1. L.231/2001. La confisca del profitto del reato.
L’articolo 19 Decreto
legislativo 08/06/2001 n. 231, precede che nei confronti dell'ente è sempre
disposta, con la sentenza di condanna, la confisca del prezzo o del profitto
del reato, salvo che per la parte che può essere restituita al danneggiato.
Per la
giurisprudenza il termine di profitto del reato oggetto della confisca si
identifica con il "complesso dei vantaggi economici tratti dall’illecito e
a questo strettamente pertinenti", ricomprendendosi in questa nozione
quanto complessivamente percepito dall’ente, quale "conseguenza economica
immediata", in seguito alla consumazione del reato, ma prescindendo, al
riguardo, da qualunque raffronto tra profitto lordo e profitto netto.

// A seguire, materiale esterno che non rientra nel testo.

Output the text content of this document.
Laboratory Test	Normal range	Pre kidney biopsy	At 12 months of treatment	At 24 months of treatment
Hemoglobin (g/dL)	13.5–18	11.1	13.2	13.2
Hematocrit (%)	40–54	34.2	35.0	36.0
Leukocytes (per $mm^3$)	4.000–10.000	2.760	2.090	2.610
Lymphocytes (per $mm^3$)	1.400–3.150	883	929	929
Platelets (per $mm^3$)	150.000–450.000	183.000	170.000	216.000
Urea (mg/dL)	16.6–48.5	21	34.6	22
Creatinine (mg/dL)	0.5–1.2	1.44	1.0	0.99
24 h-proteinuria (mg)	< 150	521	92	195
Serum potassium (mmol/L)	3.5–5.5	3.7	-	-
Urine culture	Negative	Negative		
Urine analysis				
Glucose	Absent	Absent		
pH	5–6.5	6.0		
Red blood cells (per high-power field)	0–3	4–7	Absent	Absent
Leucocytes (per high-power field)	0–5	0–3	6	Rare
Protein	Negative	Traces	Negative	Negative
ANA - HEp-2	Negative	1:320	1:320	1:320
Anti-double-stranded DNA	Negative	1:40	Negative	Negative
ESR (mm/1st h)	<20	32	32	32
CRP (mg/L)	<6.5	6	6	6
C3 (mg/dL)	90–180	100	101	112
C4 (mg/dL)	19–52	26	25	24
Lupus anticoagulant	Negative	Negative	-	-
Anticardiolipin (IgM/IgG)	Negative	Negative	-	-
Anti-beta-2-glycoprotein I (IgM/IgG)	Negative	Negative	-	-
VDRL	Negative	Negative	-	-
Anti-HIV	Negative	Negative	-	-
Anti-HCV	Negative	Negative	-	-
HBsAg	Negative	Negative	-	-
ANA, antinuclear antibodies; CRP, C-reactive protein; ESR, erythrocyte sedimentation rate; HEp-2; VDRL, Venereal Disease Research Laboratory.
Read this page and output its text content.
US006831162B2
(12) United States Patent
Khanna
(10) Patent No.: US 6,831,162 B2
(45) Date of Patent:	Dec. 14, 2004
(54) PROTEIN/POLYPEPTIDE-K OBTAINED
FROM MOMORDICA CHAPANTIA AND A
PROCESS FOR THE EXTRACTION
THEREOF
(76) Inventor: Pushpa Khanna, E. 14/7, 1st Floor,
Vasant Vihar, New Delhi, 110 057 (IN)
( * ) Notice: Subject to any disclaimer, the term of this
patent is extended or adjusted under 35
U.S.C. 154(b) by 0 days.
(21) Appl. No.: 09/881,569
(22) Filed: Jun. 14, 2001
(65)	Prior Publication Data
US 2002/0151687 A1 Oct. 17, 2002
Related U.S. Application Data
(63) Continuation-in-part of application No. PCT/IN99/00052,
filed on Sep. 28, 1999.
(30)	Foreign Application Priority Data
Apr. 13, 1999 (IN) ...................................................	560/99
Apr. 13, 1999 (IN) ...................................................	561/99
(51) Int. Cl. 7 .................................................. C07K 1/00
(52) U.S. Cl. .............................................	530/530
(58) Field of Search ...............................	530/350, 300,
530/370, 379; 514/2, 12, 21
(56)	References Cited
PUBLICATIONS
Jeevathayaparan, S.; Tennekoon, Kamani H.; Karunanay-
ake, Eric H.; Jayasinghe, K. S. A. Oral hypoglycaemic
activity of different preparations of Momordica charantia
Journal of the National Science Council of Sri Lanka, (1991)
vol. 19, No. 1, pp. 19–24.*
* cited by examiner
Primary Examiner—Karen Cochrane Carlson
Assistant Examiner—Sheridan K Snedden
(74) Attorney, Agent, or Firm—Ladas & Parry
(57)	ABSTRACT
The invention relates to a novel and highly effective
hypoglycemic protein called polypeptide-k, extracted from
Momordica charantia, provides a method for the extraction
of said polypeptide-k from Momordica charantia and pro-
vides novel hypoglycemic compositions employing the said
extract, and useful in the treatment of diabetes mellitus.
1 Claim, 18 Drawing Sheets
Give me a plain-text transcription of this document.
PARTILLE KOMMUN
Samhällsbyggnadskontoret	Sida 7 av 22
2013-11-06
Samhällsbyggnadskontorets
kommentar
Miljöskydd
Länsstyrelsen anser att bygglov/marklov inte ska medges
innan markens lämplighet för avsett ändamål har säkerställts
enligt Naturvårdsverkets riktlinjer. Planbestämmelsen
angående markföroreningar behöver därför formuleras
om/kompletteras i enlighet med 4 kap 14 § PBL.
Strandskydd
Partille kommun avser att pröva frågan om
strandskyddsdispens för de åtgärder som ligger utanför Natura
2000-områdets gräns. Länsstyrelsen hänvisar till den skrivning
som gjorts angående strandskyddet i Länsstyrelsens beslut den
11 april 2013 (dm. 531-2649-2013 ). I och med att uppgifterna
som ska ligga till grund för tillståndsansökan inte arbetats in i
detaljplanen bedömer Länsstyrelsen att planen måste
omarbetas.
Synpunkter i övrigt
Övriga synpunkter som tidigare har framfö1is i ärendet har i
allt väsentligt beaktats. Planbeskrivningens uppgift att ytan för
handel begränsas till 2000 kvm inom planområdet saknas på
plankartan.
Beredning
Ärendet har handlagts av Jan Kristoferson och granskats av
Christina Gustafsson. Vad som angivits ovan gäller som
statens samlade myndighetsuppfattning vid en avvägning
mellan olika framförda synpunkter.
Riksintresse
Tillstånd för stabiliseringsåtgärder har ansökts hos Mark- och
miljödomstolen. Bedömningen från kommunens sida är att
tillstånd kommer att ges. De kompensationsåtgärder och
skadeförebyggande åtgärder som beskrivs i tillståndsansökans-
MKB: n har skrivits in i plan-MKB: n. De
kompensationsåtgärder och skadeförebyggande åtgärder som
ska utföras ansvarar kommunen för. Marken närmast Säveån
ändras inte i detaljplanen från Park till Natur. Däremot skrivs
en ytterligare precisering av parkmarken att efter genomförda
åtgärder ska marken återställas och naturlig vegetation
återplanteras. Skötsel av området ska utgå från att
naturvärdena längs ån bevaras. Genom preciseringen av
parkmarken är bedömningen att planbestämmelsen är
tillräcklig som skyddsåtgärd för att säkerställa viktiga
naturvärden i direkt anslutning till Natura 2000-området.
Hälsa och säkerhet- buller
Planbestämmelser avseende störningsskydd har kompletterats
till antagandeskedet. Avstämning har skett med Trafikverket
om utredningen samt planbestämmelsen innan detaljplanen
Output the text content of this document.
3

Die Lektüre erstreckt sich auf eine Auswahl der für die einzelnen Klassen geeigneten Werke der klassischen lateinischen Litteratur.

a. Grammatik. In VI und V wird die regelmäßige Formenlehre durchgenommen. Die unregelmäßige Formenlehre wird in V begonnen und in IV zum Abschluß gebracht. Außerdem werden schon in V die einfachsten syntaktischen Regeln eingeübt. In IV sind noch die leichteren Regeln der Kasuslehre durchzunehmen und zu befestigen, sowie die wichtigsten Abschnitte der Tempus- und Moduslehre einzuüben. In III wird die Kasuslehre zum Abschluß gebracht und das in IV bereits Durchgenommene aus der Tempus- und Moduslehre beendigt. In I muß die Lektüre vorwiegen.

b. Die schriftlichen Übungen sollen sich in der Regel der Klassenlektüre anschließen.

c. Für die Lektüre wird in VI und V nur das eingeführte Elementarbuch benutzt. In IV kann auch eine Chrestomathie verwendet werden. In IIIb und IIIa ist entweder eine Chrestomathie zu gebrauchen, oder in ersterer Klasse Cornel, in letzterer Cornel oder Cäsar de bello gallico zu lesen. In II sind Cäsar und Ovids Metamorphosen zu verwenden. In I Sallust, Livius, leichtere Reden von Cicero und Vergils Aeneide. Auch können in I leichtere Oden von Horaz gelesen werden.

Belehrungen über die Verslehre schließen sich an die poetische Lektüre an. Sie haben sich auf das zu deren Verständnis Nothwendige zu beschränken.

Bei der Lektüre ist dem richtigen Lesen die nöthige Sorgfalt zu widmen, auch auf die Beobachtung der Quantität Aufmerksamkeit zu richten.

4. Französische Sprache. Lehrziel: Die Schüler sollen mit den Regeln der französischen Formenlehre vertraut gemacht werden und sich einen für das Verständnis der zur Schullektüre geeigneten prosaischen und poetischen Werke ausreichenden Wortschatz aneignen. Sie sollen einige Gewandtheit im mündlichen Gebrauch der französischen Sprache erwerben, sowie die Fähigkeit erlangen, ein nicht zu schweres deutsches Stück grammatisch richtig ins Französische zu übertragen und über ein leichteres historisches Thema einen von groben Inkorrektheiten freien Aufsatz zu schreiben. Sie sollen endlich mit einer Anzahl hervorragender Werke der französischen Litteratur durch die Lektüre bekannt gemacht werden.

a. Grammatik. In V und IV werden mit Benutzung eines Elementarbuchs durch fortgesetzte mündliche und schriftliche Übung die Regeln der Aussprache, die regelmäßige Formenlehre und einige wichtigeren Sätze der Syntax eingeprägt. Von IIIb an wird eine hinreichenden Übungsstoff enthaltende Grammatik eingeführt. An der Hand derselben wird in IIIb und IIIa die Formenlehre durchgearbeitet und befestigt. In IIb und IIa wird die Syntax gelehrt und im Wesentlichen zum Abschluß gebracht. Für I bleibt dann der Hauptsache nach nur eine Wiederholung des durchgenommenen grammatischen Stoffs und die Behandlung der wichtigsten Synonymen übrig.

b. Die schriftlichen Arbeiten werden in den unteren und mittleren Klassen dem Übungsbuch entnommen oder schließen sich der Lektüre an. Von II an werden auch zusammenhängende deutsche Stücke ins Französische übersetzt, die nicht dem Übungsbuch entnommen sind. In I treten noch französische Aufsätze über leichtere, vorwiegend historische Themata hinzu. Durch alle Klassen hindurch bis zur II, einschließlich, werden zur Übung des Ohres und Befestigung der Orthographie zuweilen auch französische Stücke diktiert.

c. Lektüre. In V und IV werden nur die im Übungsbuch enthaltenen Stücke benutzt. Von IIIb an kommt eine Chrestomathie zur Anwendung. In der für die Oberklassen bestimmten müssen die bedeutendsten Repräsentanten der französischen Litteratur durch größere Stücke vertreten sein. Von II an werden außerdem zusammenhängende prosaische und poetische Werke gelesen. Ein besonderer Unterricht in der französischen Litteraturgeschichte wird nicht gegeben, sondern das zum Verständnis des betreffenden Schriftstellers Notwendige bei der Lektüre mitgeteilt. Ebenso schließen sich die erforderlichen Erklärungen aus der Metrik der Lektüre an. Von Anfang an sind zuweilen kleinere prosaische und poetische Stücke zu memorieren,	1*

Peraltro,
acquisito che la confisca del profitto del reato deve riguardare ogni vantaggio
derivato dalla commissione del reato, deve distinguersi, per una corretta
valutazione della nozione di profitto, tra attività totalmente illecita e
attività lecita di impresa nel cui ambito occasionalmente e strumentalmente
viene consumato il reato.
Al riguardo,
quindi, per l’individuazione del profitto assoggettabile a confisca, occorre
differenziare tra il cosiddetto reato contratto, in cui l’illecito si realizza
unicamente con la stipula del contratto, e il cosiddetto reato in contratto,
ove il comportamento penalmente rilevante non si perfeziona con la stipula, ma
incide solo sulla fase di formazione o di esecuzione del contratto. Infatti,
mentre nel primo caso il profitto costituisce immediata e diretta conseguenza
del contratto e, di conseguenza, sarà assoggettato a confisca; nell’altro caso
non può non considerarsi che dal contratto possono derivare conseguenze del
tutto lecite, sicché il corrispondente profitto tratto dall’agente non è sempre
ricollegabile direttamente alla condotta sanzionata penalmente, dovendosi, per
l’effetto, escludere dal profitto confiscabile l’incremento economico
determinato dalla prestazione lecita eseguita in favore della controparte nel
corso del rapporto contrattuale, non confiscabile in quanto appunto estraneo
all’attività criminosa. Cassazione penale, sez. VI, 17/06/2010, n. 35748
Secondo la Corte il
profitto oggetto di confisca ai sensi dell'art. 19 del d.lg. n. 231 del 2001
deve essere inteso come complesso dei vantaggi economici tratti dall'illecito e
a questo strettamente pertinenti, dovendosi escludere, ai fini della loro
identificazione, il ricorso a parametri valutativi di tipo aziendalistico. Del
resto, osservano i Giudici di legittimità il crimine in alcun ordinamento
costituisce un legittimo titolo di acquisto di diritti su di un bene e il reo non
può quindi rifarsi dei costi affrontati per la sua realizzazione cercando di
trasferire sullo Stato - come in definitiva risulterebbe accedendo alla teoria
del "profitto netto" - il rischio che l'attività illecita determini
una perdita economica. L. Pistorelli, Confisca
del profitto del reato e responsabilità degli enti nell'interpretazione delle
sezioni unite. Nota a Cassazione penale , 27/03/2008, n. 26654, sez. un.,
in Cass. pen. 2008, 12, 4562
Eì atato precisato
che qualora debbano imputarsi al profitto del reato presupposto dei crediti,
non può procedersi alla loro confisca nella forma per equivalente, ma solo in
quella diretta, atteso che altrimenti l'espropriazione priverebbe il
destinatario di un bene già nella sua disponibilità in ragione di una utilità
invece non ancora concretamente realizzata dal medesimo.